Écart climatique : aviation vs rail
Par passager-km, l'aviation émet environ 145-285 g de CO₂, tandis que le TGV n'émet qu'environ 3-6 g de CO₂/pkm en France (grâce à l'électricité largement décarbonée). L'impact climatique total de l'aviation (traînées de condensation, NOx, effets en altitude) est estimé à 2 à 4 fois l'impact du seul CO₂. La France a déjà interdit les vols courts où une alternative ferroviaire de moins de 2h30 existe.
Le rail a désespérément besoin de financement
SNCF Réseau a un retard de maintenance et de renouvellement estimé à 35-40 milliards d'euros pour le réseau conventionnel. Le rapport du Conseil d'Orientation des Infrastructures (2023) recommande 4,7 milliards €/an d'investissement ferroviaire, bien au-dessus des 2,8-3 milliards actuels. Une taxe sur le kérosène à 0,33 €/litre pourrait générer environ 1,2 à 1,5 milliard d'euros par an.
Des précédents internationaux fonctionnels
La Suède a introduit une taxe aérienne en 2018 (6-40 € par passager), contribuant à une baisse de 3-5 % des passagers intérieurs. L'Allemagne perçoit une Luftverkehrsteuer depuis 2011 (12,48-70,83 € par passager), rapportant environ 1,2 milliard € en 2023. Les Pays-Bas ont relevé leur taxe à 28,58 € en 2023, pour environ 440 millions €/an de recettes.
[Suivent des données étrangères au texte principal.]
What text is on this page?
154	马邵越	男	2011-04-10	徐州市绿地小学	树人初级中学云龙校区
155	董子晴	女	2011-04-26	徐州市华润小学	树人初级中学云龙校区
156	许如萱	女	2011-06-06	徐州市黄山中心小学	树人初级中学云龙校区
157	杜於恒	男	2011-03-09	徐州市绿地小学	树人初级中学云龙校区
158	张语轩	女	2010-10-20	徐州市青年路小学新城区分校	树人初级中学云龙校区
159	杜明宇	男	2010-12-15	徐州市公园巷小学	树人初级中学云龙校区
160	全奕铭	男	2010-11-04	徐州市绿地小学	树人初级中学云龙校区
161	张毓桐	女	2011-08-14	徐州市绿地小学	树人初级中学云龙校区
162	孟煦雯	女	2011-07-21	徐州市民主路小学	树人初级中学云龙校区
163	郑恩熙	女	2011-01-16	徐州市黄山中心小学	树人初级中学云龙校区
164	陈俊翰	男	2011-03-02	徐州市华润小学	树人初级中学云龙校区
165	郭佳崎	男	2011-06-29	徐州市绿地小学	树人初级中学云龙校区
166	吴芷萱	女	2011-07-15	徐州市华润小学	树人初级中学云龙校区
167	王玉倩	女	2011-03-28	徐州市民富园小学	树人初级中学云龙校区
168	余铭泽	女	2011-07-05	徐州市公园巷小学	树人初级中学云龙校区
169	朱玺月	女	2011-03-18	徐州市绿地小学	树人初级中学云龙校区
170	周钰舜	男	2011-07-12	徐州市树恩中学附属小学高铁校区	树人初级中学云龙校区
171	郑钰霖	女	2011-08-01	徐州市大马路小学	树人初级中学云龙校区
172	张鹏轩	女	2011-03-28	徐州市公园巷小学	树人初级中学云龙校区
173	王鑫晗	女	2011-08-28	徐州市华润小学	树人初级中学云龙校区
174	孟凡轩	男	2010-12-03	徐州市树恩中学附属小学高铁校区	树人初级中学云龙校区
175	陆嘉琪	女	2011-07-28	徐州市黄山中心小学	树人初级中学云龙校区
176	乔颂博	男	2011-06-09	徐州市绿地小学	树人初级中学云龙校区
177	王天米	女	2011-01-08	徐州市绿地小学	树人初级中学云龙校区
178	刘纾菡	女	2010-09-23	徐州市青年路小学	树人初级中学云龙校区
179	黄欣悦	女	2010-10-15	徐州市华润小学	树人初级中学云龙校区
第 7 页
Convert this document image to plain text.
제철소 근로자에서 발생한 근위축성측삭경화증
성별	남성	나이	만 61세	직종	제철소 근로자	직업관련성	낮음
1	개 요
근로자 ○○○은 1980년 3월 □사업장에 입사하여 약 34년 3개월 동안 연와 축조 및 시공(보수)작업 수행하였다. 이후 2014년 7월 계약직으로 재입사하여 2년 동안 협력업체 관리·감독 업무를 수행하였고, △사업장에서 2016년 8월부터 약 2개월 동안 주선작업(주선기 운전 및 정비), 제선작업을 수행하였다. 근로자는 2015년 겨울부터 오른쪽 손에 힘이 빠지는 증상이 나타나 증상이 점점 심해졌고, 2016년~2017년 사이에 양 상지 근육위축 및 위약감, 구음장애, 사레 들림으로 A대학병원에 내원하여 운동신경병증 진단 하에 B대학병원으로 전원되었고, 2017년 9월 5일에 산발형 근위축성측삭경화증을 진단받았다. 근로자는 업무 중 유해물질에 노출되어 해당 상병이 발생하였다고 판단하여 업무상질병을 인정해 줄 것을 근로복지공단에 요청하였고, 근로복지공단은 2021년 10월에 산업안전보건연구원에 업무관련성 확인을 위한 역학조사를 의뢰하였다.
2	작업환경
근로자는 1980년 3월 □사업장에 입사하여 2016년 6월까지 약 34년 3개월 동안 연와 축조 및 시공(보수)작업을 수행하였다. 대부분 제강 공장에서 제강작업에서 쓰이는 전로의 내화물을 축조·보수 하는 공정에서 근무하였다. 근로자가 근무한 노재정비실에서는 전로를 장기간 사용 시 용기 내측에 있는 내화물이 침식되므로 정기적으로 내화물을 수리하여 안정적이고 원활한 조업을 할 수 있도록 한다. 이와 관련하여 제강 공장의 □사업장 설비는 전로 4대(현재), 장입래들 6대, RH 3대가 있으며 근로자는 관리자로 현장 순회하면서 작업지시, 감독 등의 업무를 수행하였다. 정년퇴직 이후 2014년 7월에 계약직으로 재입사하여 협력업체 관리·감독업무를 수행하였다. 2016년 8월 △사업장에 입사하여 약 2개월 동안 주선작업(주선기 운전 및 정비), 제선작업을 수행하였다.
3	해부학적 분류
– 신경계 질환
Un large soutien de l'opinion publique
72 % des Français interrogés par la BEI (2019) soutiennent des taxes plus élevées sur les activités les plus polluantes, y compris l'aviation. La Convention Citoyenne pour le Climat (2020) a recommandé une éco-taxe sur le kérosène parmi ses 149 propositions.
Nuance & verdict
La taxation du kérosène repose sur une anomalie fiscale bien documentée — le kérosène est le dernier grand carburant fossile exonéré de droits d'accise en France et dans l'UE — et sur le besoin urgent de financer le rail et de réduire les émissions des transports. L'écart environnemental (environ 50 fois plus de CO₂ par passager-km pour l'avion que pour le TGV) est frappant. Cependant, la mise en œuvre se heurte à des contraintes réelles : des cadres juridiques internationaux construits sur 80 ans, des préoccupations légitimes de compétitivité pour des compagnies opérant avec des marges étroites, une substituabilité limitée du rail pour la majorité des routes aériennes, et des impacts disproportionnés sur les outre-mer et les voyageurs sensibles au prix. La voie la plus crédible passe probablement par une coordination au niveau européen (comme tenté dans « Fit for 55 ») plutôt qu'une action unilatérale française, combinée à des mécanismes de fléchage garantissant que les recettes atteignent effectivement le réseau ferroviaire plutôt que le budget général.